Richard Fadden and Erin O'Toole both strongly urge Justin Trudeau to ban Huawei from supplying equipment in Canada's 5G networks

As Huawei faces more scrutiny over its 5G networking equipment, the national security adviser to former prime minister Stephen Harper and Conservative Member of Parliament Erin O’Toole are strongly urging the Canadian government to ban Huawei.

Over the weekend, Richard Fadden, Harper’s national security adviser from 2013 to 2015, penned an editorial in The Globe and Mail stating his concern as to what China could do if it had access to Canada’s networks.

“If China would resort to putting Canadians to death to defend its corporate national champion, what might it do if the Chinese Communist Party had unfettered access to Canada’s vital communications network?” Fadden asked in the January 20th, 2019 piece.

Fadden was referring to Robert Schellenberg who was sentenced to death on January 14th, 2019 for drug smuggling. Schellenberg’s death sentence has been viewed as another form of retaliation by China against Canada for arresting Huawei’s chief financial officer Meng Wanzhou in Vancouver on December 1st, 2018.

Meng was arrested on fraud-related charges.
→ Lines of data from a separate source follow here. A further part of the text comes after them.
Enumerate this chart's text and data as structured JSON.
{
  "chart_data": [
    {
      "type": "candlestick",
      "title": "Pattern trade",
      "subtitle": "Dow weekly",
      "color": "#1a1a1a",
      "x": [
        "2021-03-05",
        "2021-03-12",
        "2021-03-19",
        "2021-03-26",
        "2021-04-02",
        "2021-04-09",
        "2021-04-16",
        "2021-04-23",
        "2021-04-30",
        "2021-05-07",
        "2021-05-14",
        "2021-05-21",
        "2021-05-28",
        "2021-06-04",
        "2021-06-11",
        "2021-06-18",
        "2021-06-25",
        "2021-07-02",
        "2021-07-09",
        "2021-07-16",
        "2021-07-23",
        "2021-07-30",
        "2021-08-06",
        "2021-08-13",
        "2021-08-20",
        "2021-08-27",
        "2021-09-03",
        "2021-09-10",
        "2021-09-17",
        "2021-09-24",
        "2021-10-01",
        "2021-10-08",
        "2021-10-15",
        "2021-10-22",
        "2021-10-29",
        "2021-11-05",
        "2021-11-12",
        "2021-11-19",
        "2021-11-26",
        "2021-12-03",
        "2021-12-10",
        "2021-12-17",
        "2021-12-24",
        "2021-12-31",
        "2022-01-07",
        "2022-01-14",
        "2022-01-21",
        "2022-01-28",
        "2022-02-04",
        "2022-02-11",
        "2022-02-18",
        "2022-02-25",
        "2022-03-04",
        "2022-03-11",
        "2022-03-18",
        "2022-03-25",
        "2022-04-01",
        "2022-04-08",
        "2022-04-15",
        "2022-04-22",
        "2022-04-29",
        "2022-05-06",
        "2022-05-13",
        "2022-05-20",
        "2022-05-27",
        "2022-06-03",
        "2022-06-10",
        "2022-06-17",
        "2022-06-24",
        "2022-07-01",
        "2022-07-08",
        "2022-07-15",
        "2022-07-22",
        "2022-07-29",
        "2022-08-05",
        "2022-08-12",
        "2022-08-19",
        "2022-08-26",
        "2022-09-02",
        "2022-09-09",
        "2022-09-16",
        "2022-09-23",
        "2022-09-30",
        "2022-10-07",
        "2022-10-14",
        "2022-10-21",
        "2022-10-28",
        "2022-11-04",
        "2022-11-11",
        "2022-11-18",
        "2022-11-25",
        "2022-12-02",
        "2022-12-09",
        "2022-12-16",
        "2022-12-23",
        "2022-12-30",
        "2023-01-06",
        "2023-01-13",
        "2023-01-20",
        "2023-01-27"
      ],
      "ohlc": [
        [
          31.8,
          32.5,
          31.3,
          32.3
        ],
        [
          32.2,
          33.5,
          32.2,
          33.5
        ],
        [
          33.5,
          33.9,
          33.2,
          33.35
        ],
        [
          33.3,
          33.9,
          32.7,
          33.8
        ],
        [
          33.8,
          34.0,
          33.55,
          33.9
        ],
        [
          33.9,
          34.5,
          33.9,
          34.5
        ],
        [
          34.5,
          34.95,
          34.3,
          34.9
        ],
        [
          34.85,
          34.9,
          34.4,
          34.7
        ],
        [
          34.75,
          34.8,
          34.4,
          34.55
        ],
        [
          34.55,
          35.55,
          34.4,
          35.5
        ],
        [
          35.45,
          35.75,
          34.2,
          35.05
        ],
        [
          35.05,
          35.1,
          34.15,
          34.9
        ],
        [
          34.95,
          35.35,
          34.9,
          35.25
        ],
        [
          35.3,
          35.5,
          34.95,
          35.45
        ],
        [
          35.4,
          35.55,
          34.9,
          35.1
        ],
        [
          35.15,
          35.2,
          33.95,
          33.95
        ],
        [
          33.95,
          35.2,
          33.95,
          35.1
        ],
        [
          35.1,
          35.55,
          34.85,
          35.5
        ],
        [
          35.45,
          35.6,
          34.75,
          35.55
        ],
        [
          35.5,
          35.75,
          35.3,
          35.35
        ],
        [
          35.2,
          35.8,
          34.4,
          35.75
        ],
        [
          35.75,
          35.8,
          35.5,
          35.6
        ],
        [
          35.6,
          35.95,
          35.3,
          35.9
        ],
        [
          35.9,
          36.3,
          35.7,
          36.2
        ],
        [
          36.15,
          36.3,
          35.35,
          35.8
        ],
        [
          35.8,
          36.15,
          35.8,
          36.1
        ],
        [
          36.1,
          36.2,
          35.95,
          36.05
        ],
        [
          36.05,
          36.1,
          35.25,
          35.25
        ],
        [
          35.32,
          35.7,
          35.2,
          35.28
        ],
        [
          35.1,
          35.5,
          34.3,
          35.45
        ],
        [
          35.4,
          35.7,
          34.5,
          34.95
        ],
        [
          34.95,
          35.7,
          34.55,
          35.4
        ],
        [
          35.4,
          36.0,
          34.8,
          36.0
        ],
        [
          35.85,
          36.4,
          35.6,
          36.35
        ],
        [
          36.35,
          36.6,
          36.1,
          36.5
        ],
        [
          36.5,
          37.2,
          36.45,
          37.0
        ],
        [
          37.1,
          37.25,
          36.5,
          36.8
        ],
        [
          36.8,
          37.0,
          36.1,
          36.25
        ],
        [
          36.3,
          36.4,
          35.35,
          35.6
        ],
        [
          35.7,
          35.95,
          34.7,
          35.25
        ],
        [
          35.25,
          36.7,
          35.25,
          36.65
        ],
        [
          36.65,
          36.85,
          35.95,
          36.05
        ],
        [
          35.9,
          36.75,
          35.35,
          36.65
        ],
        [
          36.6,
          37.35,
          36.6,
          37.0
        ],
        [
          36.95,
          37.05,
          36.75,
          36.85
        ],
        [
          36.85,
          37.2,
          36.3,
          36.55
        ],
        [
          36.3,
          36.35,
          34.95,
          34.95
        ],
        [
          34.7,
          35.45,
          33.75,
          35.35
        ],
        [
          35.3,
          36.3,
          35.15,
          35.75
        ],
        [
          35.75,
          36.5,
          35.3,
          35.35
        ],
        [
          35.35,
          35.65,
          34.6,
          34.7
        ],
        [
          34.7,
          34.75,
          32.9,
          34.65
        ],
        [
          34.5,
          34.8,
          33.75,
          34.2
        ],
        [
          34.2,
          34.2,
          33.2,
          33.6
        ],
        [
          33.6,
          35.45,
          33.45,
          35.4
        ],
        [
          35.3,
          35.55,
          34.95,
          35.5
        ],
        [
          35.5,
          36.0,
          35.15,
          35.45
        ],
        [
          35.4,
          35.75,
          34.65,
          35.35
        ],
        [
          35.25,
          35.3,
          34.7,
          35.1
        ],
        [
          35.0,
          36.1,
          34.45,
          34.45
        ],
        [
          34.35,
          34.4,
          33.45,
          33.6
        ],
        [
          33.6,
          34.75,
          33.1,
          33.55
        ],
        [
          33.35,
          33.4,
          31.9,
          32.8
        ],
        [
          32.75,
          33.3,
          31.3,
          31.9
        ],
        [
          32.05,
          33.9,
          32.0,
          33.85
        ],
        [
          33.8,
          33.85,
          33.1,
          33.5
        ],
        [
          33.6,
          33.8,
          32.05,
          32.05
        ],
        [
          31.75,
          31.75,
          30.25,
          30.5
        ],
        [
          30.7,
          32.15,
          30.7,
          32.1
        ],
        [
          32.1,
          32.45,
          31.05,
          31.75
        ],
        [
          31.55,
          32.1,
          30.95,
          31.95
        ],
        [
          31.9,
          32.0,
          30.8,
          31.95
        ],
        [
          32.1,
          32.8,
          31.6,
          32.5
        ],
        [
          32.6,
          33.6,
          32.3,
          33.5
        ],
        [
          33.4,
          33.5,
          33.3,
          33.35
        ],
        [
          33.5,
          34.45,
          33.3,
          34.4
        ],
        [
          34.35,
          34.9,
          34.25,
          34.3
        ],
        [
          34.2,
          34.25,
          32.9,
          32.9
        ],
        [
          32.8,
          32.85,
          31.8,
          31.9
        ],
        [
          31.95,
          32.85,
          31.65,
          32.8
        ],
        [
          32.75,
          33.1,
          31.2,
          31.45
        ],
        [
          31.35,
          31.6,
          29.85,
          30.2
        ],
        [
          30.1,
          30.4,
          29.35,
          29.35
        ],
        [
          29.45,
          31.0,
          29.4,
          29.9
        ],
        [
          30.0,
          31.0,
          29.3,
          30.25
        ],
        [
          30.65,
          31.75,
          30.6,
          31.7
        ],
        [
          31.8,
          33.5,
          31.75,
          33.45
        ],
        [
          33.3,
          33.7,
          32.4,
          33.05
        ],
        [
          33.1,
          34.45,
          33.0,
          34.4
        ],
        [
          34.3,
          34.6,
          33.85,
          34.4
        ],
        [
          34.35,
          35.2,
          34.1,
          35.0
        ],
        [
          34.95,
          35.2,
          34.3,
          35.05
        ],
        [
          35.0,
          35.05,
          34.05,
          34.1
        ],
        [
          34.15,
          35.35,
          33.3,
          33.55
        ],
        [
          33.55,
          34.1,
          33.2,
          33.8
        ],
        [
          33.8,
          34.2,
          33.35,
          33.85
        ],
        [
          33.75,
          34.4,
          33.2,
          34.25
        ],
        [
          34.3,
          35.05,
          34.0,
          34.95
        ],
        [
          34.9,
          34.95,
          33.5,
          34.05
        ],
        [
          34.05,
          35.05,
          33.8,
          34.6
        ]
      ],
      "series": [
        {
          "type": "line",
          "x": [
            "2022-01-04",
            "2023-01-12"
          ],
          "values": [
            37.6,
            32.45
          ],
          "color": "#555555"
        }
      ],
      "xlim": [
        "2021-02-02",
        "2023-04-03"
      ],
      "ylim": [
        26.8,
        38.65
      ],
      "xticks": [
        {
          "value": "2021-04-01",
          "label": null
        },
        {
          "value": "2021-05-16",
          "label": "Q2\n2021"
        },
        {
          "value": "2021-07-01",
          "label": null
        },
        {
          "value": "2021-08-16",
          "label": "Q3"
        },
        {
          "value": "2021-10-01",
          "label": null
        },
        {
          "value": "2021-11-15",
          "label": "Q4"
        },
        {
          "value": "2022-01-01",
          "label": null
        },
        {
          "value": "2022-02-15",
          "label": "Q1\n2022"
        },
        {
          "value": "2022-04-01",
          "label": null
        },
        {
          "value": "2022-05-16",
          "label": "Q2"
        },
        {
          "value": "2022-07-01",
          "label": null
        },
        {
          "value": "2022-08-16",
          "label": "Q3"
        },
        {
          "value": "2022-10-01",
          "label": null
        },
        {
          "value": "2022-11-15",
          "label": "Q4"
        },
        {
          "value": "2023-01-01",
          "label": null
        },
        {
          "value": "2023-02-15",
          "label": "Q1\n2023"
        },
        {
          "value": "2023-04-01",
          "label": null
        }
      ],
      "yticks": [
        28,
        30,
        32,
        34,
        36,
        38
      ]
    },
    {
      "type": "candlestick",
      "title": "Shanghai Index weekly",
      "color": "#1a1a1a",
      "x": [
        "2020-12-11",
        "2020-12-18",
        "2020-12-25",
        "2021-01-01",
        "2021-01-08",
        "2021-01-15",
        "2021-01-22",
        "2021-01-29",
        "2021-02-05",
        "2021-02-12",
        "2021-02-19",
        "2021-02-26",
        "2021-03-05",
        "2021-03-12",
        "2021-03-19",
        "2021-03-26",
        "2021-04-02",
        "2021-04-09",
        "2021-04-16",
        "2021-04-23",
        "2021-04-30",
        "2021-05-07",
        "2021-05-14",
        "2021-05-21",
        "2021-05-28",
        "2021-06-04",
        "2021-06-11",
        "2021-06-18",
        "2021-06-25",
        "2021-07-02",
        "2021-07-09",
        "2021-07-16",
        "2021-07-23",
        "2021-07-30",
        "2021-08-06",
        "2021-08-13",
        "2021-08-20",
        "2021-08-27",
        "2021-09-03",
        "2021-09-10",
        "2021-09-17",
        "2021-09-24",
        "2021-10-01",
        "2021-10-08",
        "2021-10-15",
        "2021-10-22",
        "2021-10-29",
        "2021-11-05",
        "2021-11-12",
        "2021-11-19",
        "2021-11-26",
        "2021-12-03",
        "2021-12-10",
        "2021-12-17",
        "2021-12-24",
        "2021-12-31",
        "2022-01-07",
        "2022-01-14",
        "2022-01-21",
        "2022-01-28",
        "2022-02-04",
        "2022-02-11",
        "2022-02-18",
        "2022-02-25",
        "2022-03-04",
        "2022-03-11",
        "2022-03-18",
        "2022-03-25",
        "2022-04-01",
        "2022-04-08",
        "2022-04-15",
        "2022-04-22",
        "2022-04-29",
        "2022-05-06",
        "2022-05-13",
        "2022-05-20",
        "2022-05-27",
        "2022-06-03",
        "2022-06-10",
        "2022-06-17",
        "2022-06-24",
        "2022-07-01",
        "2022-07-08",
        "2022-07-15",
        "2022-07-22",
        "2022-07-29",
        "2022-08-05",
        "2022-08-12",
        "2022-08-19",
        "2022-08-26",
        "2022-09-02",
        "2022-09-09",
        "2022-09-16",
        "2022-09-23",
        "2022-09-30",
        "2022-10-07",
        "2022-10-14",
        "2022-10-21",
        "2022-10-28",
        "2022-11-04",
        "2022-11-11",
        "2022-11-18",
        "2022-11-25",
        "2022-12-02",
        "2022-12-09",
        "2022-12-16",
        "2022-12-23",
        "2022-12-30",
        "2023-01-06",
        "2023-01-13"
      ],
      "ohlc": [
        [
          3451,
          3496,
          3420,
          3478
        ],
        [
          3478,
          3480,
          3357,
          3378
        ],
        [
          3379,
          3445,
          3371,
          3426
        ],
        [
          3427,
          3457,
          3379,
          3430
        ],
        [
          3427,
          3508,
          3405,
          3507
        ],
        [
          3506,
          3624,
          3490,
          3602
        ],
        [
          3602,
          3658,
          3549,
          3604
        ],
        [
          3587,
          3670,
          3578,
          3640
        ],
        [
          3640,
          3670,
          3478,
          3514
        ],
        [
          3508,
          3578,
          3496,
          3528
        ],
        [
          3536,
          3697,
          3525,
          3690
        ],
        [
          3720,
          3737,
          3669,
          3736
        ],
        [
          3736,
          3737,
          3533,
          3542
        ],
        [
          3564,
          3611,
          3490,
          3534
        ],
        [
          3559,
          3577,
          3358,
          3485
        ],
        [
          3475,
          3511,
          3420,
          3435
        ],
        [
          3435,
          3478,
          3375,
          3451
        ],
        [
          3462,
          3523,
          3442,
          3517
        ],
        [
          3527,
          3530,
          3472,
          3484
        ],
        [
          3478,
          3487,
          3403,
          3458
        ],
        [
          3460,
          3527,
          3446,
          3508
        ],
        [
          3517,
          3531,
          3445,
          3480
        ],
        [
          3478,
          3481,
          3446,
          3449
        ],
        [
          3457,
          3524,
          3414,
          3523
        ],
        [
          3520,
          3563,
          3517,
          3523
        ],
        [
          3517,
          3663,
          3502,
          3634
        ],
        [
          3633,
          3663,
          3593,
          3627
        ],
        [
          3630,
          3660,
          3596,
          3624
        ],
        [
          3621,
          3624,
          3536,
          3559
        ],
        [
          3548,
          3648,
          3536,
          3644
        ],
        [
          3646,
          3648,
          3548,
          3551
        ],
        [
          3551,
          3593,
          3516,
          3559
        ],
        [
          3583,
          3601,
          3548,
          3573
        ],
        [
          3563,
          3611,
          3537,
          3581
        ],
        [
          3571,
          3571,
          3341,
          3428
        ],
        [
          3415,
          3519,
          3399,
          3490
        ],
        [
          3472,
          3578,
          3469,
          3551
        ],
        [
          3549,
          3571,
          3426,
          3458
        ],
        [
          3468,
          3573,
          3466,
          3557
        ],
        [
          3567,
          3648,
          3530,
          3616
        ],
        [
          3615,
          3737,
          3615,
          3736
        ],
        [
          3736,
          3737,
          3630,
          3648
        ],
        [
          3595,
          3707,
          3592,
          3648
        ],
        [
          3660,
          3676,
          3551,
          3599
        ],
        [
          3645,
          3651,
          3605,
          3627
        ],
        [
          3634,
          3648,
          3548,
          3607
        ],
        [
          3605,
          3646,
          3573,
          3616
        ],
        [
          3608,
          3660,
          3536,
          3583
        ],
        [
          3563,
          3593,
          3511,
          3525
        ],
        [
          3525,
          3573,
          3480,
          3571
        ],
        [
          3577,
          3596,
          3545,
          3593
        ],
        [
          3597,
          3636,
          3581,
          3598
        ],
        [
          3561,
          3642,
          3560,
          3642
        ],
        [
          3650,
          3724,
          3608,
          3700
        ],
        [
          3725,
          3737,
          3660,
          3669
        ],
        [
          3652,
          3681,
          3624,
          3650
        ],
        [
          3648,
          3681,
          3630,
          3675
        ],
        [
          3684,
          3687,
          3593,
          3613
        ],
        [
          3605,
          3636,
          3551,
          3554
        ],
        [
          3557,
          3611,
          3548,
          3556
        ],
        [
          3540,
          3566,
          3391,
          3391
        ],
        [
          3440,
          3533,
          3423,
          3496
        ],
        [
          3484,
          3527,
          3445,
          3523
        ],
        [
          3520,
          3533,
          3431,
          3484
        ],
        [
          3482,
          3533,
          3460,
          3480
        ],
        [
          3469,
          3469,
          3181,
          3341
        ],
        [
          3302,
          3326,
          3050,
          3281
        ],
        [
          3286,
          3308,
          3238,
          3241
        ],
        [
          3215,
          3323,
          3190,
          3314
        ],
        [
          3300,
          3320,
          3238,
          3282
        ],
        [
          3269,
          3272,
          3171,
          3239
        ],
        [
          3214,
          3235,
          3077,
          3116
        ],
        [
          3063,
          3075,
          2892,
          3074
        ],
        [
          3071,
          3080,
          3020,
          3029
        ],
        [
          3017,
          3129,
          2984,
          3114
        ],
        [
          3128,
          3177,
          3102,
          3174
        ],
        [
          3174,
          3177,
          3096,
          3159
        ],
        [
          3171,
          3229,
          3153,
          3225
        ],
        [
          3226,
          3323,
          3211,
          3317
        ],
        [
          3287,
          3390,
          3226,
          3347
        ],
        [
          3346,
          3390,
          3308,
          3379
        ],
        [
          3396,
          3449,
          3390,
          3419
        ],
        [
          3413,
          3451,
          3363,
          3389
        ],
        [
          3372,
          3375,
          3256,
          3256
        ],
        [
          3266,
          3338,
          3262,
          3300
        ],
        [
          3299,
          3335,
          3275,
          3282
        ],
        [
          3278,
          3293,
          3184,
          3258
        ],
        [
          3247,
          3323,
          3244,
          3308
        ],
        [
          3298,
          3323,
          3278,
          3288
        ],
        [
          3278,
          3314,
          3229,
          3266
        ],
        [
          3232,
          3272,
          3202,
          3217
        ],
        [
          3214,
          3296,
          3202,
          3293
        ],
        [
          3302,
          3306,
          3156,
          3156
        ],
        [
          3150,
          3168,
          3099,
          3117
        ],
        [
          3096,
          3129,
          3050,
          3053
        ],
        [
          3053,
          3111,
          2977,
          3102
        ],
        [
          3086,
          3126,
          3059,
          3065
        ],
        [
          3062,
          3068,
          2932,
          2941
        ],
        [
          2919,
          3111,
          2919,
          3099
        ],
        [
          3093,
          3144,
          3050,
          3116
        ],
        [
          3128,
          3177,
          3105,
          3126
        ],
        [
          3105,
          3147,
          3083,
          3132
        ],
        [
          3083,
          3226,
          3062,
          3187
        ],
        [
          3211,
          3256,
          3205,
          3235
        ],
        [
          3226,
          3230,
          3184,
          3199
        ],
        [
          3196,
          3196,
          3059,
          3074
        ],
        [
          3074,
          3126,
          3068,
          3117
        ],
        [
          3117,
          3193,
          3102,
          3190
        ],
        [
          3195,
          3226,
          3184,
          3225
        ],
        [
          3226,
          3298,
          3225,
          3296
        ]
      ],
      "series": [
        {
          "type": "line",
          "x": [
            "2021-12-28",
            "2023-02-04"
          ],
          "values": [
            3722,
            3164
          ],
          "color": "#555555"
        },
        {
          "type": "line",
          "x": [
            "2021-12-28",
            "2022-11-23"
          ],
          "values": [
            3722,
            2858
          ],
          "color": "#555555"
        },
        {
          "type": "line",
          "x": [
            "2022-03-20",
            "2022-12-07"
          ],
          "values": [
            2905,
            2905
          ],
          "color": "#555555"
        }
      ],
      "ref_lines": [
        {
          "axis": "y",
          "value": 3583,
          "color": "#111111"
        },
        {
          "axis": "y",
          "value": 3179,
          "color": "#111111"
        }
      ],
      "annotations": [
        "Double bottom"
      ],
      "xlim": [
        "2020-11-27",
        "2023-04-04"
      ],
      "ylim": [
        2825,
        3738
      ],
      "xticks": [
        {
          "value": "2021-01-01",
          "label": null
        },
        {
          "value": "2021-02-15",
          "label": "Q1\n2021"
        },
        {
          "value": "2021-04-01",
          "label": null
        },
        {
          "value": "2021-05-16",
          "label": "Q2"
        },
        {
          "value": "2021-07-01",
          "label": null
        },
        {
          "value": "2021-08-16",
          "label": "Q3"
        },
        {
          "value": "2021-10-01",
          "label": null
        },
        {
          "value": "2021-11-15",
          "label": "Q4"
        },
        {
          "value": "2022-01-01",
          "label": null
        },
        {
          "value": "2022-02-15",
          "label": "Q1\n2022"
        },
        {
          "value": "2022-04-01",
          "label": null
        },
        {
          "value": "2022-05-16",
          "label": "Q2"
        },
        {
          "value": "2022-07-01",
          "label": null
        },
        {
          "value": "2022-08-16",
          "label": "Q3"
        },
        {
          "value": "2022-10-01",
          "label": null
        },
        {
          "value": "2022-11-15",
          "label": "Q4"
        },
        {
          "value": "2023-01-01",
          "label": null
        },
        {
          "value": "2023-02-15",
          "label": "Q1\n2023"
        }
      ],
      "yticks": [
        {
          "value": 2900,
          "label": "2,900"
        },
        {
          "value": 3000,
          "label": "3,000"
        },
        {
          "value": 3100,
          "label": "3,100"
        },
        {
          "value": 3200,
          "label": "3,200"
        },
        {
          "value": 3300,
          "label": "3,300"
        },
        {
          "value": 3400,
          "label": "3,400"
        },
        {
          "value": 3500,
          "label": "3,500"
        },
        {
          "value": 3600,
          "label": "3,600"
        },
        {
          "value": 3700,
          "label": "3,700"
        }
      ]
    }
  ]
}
She was granted bail but faces extradition to the U.S.

Former Canadian diplomat Michael Kovrig and entrepreneur Michael Spavor were previously detained shortly after Meng’s arrest and are currently held in custody by Chinese authorities.

Canada has had a relationship with the telecommunications giant since 2008. Since coming here, Huawei has built research partnerships with several universities and is working with Bell and Telus to provide 5G equipment.

MobileSyrup reported on January 19th, 2019 that Vancouver-based carrier Telus released a memo sometime last week to about 30,000 employees last week defending its use of Huawei equipment.

Telus’ executive vice president of technology strategy, Eros Spadotto, penned the memo. Further, Spadotto concluded it by saying: “Clearly, Huawei remains a viable and reliable participant in the Canadian telecommunications space, bolstered by globally leading innovation, comprehensive security measures, and new software upgrades.”

On January 19th, 2019, Montreal-based carrier Bell also sent a memo to its employees defending Huawei.

The memo notes that there are no safety related concerns with the Huawei smartphones Bell offers to Canadian consumers. It added that the debate is about a network that hasn’t even been launched in Canada yet.

Out of fear of cybersecurity attacks, the U.S. banned the company from providing 5G equipment in August 2018.

Following the U.S., Australia and New Zealand have also banned the company. The three countries are part of the Five Eyes-intelligence sharing alliance. Other members include Canada and the U.K., both countries currently are still working with Huawei.

Public Safety Minister told reporters during the Liberal cabinet retreat in Sherbrooke, Que. that the government continues to look into the security implications and technical standards that relate to the deployment of 5G networks in Canada.

“The process is obviously ongoing, we are examining the security issues as well as the technical issues with a great deal of care. We’ve made it abundantly clear that we will not compromise national security,” Goodale said on January 18th, 2019.

However, Goodale told The Canadian Press on January 21st, 2019, that there were other firms that can build out 5G networks.

Right now, Canadian officials are conducting two reviews separate to 5G rolling out in Canada, one with regards to spectrum, and another concerning national security.

But Fadden said that if China will do anything to protect its country, Canada should be forceful and do the same.

“Denying Huawei participation in our 5G network is not a rejection of engagement with China. There is no option to not engage with China, which is an emerging superpower with no real counterweight in the West, thanks to an unpredictable U.S. administration.

“The current spat will be resolved not through public exchanges but through back channels, perhaps through an interlocutor. But in the meantime, Canada cannot be deterred from defending its interests by strong words from Beijing,” he said.

O’Toole, who is also the foreign affairs critic for the Tories, said during an interview on Global News’ West Block that Prime Minister Justin Trudeau needs to show “leadership” by banning Huawei.

“This is at its heart, Huawei,” said O’Toole. “We’ve been calling for some time for Canada to be clear like our other allies in the Five Eyes. Huawei should not be part of our 5G network.”